The draft notes that regardless of the final plan, achieving the 2030 goal will require contributions from all sectors of the economy. CARB hosted its first public workshop to discuss its initial proposals on Dec. 16, with a focus on reviewing the economic modeling and gathering stakeholder input.

Despite the ongoing controversy surrounding the cap-and-trade program and this year’s disappointing auction results, CARB recommends continuing the program as the main mechanism to shrink greenhouse gas emissions. In its press release, the agency said its analysis shows the cap-and-trade program “provides more certainty that the state will meet the 2030 goals even if other measures fall short,” and pointed out that the program has so far invested $3.4 billion in funds for community, local, regional, and statewide projects to reduce emissions.

“We definitely need diverse and stable funding options for clean transportation projects.

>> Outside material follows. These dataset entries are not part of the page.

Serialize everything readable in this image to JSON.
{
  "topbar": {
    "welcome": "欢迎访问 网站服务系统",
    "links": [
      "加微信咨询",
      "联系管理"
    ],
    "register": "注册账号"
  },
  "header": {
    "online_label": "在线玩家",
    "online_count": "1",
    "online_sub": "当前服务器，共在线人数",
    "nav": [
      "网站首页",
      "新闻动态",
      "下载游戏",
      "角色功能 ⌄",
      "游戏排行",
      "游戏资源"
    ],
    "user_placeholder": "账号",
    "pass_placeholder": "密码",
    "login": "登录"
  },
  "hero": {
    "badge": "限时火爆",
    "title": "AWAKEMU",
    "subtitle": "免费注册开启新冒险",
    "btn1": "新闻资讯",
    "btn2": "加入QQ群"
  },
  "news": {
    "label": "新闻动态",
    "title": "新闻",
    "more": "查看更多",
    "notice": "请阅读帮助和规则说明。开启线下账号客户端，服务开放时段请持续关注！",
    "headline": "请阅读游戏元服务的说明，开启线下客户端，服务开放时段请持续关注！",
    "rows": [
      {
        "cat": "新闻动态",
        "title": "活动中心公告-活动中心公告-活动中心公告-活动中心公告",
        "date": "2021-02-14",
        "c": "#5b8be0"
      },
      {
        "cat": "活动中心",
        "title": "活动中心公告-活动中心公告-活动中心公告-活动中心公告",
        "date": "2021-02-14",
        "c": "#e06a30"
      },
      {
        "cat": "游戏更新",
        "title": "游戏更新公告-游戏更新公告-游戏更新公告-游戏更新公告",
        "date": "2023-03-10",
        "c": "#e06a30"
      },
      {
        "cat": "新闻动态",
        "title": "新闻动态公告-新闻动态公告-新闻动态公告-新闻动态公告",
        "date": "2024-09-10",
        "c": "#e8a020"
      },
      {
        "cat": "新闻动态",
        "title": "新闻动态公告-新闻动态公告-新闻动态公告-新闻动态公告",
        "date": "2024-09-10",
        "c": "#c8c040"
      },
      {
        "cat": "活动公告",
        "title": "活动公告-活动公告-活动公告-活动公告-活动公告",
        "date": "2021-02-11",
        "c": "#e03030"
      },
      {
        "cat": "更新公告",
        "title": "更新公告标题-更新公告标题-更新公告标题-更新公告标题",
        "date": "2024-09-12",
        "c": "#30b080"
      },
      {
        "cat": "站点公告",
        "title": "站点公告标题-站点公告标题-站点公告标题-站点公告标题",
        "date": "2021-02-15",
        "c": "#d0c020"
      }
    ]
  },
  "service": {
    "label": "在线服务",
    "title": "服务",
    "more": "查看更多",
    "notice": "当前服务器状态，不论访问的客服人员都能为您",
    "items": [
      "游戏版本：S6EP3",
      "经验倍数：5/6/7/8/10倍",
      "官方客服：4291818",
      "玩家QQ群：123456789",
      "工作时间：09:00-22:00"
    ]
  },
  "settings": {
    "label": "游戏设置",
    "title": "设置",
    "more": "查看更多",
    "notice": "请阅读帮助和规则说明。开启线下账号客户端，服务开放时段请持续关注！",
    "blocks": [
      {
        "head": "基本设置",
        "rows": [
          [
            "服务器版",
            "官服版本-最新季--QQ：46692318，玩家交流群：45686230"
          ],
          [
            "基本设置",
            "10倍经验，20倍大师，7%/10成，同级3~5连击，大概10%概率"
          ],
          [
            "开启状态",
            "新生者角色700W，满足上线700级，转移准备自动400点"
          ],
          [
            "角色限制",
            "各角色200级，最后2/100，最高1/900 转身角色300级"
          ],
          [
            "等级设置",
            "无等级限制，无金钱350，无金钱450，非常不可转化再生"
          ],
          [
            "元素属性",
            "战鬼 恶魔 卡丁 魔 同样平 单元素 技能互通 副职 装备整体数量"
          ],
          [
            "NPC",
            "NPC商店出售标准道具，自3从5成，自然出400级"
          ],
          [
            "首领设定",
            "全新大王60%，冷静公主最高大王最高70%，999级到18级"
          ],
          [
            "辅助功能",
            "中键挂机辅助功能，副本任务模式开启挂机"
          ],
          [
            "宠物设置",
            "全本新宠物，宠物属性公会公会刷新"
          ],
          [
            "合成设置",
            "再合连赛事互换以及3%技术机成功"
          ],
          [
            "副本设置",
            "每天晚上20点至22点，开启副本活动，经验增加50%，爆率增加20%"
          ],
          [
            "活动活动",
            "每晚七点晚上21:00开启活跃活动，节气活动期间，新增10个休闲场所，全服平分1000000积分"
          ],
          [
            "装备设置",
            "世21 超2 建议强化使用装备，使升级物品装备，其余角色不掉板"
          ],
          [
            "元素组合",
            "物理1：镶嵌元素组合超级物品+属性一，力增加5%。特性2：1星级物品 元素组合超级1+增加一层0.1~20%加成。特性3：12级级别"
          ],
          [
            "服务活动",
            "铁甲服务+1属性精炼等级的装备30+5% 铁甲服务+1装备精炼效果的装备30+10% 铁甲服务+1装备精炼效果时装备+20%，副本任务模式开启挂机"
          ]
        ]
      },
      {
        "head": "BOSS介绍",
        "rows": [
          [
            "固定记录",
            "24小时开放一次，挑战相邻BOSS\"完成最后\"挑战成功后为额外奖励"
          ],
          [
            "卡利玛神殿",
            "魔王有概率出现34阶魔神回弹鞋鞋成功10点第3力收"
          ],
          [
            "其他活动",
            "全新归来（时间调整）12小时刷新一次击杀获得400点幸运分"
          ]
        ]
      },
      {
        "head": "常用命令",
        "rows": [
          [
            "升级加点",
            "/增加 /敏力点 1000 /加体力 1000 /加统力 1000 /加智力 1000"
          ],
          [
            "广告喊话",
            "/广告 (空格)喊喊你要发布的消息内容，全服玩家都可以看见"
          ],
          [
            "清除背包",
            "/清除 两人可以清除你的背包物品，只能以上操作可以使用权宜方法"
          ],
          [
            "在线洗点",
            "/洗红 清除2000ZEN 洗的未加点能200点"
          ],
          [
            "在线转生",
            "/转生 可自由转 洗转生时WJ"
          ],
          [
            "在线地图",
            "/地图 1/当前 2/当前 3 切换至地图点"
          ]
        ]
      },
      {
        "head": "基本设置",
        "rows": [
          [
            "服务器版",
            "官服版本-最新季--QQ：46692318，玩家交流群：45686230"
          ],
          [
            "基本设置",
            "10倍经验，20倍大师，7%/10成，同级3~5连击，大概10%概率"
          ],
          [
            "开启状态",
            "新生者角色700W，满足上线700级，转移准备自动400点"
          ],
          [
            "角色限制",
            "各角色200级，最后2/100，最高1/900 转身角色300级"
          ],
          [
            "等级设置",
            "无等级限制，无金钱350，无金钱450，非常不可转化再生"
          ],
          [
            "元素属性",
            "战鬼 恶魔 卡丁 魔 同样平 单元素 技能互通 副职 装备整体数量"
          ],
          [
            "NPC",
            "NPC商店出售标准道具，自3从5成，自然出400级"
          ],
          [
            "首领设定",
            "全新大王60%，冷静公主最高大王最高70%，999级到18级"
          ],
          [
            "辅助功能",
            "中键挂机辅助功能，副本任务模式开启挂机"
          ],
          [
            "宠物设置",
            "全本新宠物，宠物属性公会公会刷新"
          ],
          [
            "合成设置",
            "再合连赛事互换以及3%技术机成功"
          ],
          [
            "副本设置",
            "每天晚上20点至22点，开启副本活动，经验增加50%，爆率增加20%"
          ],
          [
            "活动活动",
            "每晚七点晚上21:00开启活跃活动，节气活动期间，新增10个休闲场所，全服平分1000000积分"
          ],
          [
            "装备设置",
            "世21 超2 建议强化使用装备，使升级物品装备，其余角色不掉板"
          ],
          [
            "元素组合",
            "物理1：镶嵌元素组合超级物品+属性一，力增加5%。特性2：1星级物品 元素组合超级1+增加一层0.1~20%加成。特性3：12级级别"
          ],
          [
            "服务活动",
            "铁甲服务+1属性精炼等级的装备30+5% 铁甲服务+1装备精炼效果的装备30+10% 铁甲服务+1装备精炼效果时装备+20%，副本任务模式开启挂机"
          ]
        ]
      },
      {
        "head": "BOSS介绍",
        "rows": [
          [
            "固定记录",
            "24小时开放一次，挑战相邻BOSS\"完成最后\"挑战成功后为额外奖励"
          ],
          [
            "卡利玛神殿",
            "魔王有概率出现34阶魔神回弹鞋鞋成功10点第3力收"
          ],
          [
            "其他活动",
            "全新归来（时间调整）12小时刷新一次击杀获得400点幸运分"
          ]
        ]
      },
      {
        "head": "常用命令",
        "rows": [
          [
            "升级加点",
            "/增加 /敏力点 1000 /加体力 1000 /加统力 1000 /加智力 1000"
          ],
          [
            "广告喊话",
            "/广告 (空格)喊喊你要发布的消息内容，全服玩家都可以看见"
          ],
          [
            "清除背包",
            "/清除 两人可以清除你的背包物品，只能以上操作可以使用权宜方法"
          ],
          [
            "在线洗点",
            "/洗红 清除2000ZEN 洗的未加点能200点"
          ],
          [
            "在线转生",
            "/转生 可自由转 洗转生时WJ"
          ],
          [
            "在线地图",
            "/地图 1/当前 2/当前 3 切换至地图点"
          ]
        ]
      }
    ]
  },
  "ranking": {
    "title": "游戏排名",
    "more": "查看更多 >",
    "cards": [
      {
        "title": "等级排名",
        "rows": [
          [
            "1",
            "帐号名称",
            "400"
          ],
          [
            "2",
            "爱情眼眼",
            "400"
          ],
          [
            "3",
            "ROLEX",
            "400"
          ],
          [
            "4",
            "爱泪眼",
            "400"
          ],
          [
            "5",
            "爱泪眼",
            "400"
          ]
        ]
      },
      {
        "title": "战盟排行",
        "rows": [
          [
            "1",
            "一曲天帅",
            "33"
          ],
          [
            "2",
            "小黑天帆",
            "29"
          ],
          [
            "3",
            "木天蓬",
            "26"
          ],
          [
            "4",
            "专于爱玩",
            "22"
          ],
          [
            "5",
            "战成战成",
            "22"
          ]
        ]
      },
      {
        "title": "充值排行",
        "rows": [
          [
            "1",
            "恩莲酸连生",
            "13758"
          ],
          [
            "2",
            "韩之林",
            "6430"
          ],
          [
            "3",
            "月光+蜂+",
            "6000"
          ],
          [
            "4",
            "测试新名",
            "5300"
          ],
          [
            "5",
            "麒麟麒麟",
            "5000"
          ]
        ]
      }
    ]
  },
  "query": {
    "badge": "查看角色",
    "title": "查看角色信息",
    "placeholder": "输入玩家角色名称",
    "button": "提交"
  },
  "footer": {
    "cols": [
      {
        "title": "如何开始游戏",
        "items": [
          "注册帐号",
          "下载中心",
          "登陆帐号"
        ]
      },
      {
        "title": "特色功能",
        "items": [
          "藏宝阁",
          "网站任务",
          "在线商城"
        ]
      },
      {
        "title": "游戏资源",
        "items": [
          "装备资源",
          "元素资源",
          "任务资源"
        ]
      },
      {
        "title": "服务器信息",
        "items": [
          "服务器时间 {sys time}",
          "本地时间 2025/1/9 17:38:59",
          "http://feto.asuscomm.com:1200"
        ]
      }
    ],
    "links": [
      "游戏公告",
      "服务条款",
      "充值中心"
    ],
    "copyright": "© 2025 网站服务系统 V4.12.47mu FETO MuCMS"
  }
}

Although people are on the fence about cap and trade, it’s important to note that the program has created some long-term stability to support extending the Low Carbon Fuel Standard,” said Lawson. “We look forward to stronger auctions to replenish last year’s $900 million expenditure.”

The draft plan also recommends fast-tracking the replacement of higher-polluting vehicles, building infrastructure to divert organics from landfills, and further funding public transit. However, CARB hasn’t indicated where the funds for these projects would come from.

CARB relied on contributions from several state agencies and CARB’s Environmental Justice Advisory Committee, and input from 18 public workshops and community meetings held to formulate the draft plan. The next update, to be released in January, will include detailed economic and environmental analyses. CARB expects to have a final plan ready for board consideration by next spring. Meanwhile, the agency is accepting comments from the public online.